Florida Keys celebrate a decade of diving the Spiegel Grove

(DiverWire) Earlier this week, local business leaders joined shipwreck enthusiasts for a ceremonial 10th anniversary dive on the 510-foot Spiegel Grove wreck, the former U.S. Navy landing ship dock that has been transformed into a massive artificial reef, six miles off Key Largo.

They also took time out to lay the ashes of Tom Maher, 54, a researcher who gathered economic data on the Spiegel Grove’s role as a dive attraction. Maher died last year of a heart attack and had requested the wreck as his final resting place.

The story of its Spiegel Grove’s voyage to the bottom at a depth of 130 feet is as intriguing as its present-day coral growths.

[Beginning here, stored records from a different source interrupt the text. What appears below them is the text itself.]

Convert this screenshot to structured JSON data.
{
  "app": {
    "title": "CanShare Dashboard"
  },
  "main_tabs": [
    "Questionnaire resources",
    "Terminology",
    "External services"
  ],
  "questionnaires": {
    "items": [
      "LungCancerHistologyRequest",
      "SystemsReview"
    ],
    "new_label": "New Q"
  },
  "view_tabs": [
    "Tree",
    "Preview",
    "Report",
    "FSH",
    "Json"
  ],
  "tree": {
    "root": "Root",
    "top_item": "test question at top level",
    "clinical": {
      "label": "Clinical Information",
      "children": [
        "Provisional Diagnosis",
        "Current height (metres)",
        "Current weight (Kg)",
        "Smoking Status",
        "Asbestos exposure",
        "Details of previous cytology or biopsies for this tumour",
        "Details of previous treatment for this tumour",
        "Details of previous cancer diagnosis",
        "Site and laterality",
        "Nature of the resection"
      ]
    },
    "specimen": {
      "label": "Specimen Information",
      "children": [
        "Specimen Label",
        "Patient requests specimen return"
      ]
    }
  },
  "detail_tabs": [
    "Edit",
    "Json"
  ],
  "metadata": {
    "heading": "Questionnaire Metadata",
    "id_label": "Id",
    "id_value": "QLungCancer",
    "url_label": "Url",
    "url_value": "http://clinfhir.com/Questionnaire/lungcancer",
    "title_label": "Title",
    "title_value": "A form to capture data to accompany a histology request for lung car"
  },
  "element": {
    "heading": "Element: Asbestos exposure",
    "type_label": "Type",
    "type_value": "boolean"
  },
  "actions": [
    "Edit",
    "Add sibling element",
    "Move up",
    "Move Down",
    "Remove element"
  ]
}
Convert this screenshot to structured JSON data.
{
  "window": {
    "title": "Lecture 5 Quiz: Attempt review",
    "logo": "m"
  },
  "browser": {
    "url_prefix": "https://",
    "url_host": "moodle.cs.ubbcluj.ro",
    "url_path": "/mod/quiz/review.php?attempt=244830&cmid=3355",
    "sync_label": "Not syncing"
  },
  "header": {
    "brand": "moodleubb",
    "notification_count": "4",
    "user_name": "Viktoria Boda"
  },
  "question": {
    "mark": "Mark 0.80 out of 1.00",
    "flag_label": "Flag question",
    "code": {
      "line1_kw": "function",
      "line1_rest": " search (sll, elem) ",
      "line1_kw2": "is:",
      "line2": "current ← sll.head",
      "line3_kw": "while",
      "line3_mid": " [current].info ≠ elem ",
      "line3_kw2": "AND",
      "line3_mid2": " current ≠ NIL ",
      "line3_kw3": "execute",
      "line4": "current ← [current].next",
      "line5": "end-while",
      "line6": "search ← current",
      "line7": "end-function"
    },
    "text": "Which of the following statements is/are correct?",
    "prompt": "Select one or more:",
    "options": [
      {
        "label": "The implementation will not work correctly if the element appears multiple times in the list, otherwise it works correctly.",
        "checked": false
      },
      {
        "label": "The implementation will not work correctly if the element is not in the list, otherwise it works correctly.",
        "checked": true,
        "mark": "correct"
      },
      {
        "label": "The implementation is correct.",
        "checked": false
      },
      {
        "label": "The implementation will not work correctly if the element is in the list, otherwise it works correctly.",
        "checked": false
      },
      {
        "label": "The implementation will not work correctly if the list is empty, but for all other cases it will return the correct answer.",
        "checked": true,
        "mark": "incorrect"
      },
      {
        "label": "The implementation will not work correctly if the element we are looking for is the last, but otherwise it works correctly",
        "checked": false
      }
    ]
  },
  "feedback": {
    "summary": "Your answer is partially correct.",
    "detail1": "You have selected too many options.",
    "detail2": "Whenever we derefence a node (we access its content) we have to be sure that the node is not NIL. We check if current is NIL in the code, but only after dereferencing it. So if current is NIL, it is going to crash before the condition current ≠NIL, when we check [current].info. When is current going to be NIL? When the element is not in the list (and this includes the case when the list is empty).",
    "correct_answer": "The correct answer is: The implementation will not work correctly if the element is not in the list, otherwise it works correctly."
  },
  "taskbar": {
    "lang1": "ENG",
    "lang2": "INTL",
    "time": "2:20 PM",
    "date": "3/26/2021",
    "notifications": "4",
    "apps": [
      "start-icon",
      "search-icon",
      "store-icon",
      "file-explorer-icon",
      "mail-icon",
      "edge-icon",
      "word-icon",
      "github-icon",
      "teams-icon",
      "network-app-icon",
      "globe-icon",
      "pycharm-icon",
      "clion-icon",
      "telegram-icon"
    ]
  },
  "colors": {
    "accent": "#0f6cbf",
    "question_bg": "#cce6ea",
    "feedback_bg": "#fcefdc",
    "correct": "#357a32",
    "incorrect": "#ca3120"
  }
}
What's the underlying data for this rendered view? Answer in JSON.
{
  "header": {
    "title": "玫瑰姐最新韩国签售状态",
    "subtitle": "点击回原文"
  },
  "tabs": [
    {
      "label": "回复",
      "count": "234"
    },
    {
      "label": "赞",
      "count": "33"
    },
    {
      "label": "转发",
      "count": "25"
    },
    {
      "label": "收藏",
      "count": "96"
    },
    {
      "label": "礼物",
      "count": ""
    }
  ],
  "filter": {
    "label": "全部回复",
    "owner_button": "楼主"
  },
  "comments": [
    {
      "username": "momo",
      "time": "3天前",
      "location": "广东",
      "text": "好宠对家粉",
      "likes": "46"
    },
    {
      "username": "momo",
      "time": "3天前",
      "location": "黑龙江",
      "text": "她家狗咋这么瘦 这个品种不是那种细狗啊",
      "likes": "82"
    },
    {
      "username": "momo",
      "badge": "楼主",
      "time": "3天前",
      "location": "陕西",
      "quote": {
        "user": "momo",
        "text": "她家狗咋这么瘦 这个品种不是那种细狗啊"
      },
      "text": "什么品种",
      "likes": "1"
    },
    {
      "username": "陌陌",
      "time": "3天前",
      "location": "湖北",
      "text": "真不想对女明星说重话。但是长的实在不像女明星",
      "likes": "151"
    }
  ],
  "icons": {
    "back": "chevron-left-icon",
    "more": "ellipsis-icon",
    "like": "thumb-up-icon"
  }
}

Designed to carry cargo and craft for amphibious landings, Spiegel Grove was in operation from 1956 until its decommissioning in 1989.

In June 2001, after more than a decade in the U.S. Navy’s “Mothball Fleet” in Virginia’s James River, Spiegel Grove was towed to undergo an elaborate cleaning process. Eleven months later it was moved to Key Largo.

Six hours before its intended scuttling, the vessel prematurely sank and unexpectedly rolled over, leaving its upside-down bow protruding above the surface of the water.

Some three weeks later, on June 10, 2002, a salvage team sank the vessel fully and it came to rest on its starboard side. The enormous ship immediately attracted reef fish and marine growth. It officially opened to divers June 26, 2002, luring underwater enthusiasts to the new artificial reef’s cliff-like hull sprawled across the sandy bottom.

Three years later, the story took another unexpected twist. July 9, 2005, brought what many call Hurricane Dennis’ gift to sport diving. The storm skirted the Keys, but when it was east of Cuba it generated powerful currents that migrated up the Florida Straits — and turned the Spiegel Grove upright, according to a meteorologist at the Key West National Weather Service Office.

Enveloped by delicate corals and invertebrates, Spiegel Grove’s top deck is about 60 feet below the surface of the ocean. It currently is residence for more than 200 species of fish, marine experts said.

“Before the Spiegel Grove was put down on the bottom, basically we had a sandy, flat bottom; with no structure, no complexity no coral on it at all,” said Lad Akins of the Reef Environmental Foundation, who lead a five-year study of the wreck’s marine life.. “And this 500-plus-foot steel structure has provided incredible relief and complexity for use of marine life.”

The Spiegel Grove has also had a significant economic impact on Key Largo, generating an estimated $25 million in tourism revenue during the past 10 years according to Key Largo Chamber of Commerce officials.

“Key Largo is known as the dive capital of the world and the addition of the Spiegel Grove only furthered that name,” said Russ Yagel, the chamber’s board chair. “At the time it was sunk it was not looked as a blessing, (however) ironically it resulted in a great deal of international attention that now makes people from around the world dive the Spiegel Grove.”